In this case, the result of the query is going to change/depend on the local
timezone of the cluster you are running the query against.
In my opinion the result of a query should NOT depend on the time configuration
of your server/cluster.
If you WANT/NEED to alter the conversion of the timestamp to account for a
specific timezone, shouldn't you use from_utc_timestamp()?

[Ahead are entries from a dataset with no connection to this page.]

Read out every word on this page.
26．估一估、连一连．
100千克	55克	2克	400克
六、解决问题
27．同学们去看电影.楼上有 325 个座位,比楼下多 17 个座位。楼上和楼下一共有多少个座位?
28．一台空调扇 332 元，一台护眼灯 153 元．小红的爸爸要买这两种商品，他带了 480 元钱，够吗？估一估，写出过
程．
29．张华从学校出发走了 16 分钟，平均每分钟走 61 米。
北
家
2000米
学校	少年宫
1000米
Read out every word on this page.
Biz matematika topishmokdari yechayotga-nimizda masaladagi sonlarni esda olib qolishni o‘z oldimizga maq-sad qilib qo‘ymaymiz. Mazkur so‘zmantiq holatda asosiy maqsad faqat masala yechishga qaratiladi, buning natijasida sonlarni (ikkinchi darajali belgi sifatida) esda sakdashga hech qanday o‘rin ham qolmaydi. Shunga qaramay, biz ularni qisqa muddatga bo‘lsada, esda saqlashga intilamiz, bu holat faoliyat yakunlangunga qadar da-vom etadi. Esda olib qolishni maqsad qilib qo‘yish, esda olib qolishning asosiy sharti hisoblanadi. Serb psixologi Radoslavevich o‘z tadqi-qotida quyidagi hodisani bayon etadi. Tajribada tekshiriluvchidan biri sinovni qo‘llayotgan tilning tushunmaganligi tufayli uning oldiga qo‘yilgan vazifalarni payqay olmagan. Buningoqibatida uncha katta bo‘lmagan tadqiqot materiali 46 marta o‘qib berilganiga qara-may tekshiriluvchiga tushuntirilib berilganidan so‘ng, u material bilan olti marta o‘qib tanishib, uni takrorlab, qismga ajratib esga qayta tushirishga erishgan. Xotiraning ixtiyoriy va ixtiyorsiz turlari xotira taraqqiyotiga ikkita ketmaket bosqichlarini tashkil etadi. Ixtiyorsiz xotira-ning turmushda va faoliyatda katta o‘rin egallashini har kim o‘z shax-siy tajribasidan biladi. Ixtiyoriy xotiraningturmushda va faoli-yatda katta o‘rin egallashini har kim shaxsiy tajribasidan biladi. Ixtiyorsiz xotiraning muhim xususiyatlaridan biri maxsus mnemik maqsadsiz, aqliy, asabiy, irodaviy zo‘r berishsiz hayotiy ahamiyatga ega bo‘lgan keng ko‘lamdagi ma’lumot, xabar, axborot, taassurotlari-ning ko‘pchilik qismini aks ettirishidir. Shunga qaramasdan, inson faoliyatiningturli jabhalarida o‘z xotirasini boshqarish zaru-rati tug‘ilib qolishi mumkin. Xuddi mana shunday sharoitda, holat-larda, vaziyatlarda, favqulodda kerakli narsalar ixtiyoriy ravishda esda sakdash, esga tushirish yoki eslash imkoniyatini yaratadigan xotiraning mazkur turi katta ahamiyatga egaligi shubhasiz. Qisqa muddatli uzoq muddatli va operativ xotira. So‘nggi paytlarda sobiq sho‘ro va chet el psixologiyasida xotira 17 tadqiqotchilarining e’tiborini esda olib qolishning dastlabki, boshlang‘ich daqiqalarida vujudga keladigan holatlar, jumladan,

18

As it is, because of the implicit cast() conversion that is occurring when
to_utc_timestamp() is called, the results of: to_utc_timestamp(1355944339.0,
'GMT')
STILL varies based on the timezone of the JVM/cluster where the function is
called...that makes NO sense.
IMO, the cast() function should assume that the epoch integer/double passed to
it is timezone-less and NOT apply any skew/adjustment based on the whatever the
local timezone of the JVM might be.
> Casting from double to timestamp type seems inconsistent
> --------------------------------------------------------
>
> Key: HIVE-3822
> URL: https://issues.apache.org/jira/browse/HIVE-3822
> Project: Hive
> Issue Type: Bug
> Affects Versions: 0.9.0
> Reporter: Mark Grover
> Assignee: Mark Grover
>
> {code}
> select cast(1355944339 as timestamp) from decimal_3 limit 1;
> 1970-01-16 08:39:04.339
> select cast(1355944339000 as timestamp) from decimal_3 limit 1;
> 2012-12-19 11:12:19
> select cast(1355944339.123456789 as timestamp) from decimal_3 limit 1;
> 2012-12-19 11:12:19.1234567
> {code}
> If specifying the unixTimestamp without a decimal point, we need to specify
> the millisecond timestamp. If specifying with a decimal point, we need to
> specify only the second timestamp and the rest goes after decimal. Moreover,
> it seems like some precision is lost (notice '89' are lost in the last query.